While I don't want to stand among the increasing crown of doomsayers during the current market blowout, I am looking at this phenomenon from the perspective of a grain grower. For our best customers, the story is looking much grimmer. As we zoom past $5 corn, livestock feeders are feeling the cost pressure.
Consider this comment below which I thought deserved to be raised up to a full post:
"John please do a spot on alternative feeds for hogs. Thanks from an independent producer in a corn poor area running out of corn and cash."We are way past my expertise here, Anon, so how about these words from Chris Hurt at Purdue:
All you have to say to a pork producer is "1998" and the most jovial fellow will turn red with rage, or drop his shoulders in a feeling of helplessness. Unfortunately, those emotions may be relived as 2008 may replace 1998 as the worst financial year for pork producers in modern history.Nor does Chris brighten up much as he examines the options:
The number one culprit is high feed costs and the second is too many hogs. The current unrelenting climb of corn and soybean meal prices may drive 2008 costs to the highest annual level ever. In addition, there continues to be more slaughter hogs than accounted for in USDA inventory reports, with no signs of moderation. [More scary reading here]
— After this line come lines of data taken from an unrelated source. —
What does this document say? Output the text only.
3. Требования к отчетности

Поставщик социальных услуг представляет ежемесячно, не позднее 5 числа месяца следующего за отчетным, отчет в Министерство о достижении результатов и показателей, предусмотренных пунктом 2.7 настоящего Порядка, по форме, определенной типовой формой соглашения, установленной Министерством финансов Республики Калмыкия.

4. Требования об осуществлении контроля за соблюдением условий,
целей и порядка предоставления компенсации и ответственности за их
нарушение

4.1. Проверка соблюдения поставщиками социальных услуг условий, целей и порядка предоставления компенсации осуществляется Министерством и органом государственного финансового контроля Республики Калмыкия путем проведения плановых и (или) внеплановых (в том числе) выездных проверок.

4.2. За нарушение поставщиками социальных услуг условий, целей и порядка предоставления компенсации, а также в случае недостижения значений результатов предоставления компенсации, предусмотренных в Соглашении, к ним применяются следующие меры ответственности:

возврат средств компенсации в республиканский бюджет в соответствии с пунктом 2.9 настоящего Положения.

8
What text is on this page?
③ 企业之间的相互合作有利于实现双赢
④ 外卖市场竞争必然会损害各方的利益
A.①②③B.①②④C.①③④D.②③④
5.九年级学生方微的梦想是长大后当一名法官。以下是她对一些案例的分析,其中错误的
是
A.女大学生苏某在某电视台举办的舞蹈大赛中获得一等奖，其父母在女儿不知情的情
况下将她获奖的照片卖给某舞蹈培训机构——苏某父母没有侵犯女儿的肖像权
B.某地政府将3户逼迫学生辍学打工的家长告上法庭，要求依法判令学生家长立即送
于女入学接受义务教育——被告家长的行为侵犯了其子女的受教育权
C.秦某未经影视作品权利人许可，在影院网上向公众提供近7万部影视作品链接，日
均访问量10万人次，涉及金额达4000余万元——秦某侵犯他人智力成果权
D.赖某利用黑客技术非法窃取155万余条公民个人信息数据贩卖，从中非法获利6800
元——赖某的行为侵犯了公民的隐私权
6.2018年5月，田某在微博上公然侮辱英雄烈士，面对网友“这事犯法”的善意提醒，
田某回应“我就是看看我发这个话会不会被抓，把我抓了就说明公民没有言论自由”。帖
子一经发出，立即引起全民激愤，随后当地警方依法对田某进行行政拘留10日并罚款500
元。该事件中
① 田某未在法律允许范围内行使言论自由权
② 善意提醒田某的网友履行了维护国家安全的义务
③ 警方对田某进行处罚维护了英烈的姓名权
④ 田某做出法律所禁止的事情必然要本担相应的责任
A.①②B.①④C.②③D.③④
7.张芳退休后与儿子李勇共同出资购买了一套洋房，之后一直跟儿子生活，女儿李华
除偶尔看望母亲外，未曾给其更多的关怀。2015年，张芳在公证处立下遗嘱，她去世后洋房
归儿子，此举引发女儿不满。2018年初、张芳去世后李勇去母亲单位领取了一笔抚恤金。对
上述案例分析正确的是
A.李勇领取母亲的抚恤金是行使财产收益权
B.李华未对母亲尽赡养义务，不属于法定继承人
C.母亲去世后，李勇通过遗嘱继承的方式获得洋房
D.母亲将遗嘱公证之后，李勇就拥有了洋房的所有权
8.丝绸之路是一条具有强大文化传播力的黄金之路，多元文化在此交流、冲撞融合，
Costs prospects for 2008 at $55.60 are extraordinary. Estimated costs average for the previous ten years was $40.64 per live hundredweight. The previous record annual estimated high costs were $48.93 in 1996. The largest losses are expected in the first quarter of the year, when they could reach $36 per head, and then be around $20 per head for the rest of the year.As for alternative feeds, I have no idea. If any one can offer a suggestion, post a comment or e-mail me. But I think we're going to force a liquidation of hogs, cows, and chickens until retail prices for all take huge leaps upward (my uninformed guess is 25-40% higher) to pay for feed costs.
How do producers get out of this one? Nothing is going to come easy. Producers may want to base their strategies on a "survival mode" for 2008. If they can get through 2008, hog prices will likely recover in the spring or summer of 2009.
Note that eggs - a much faster turnaround commodity have already risen by 40%. This is the crude comparison for my price increase forecast. Maybe, in a way, corn growers are right in saying there is no food vs. fuel fight.
Clearly there is a savage feed vs. fuel fight, however.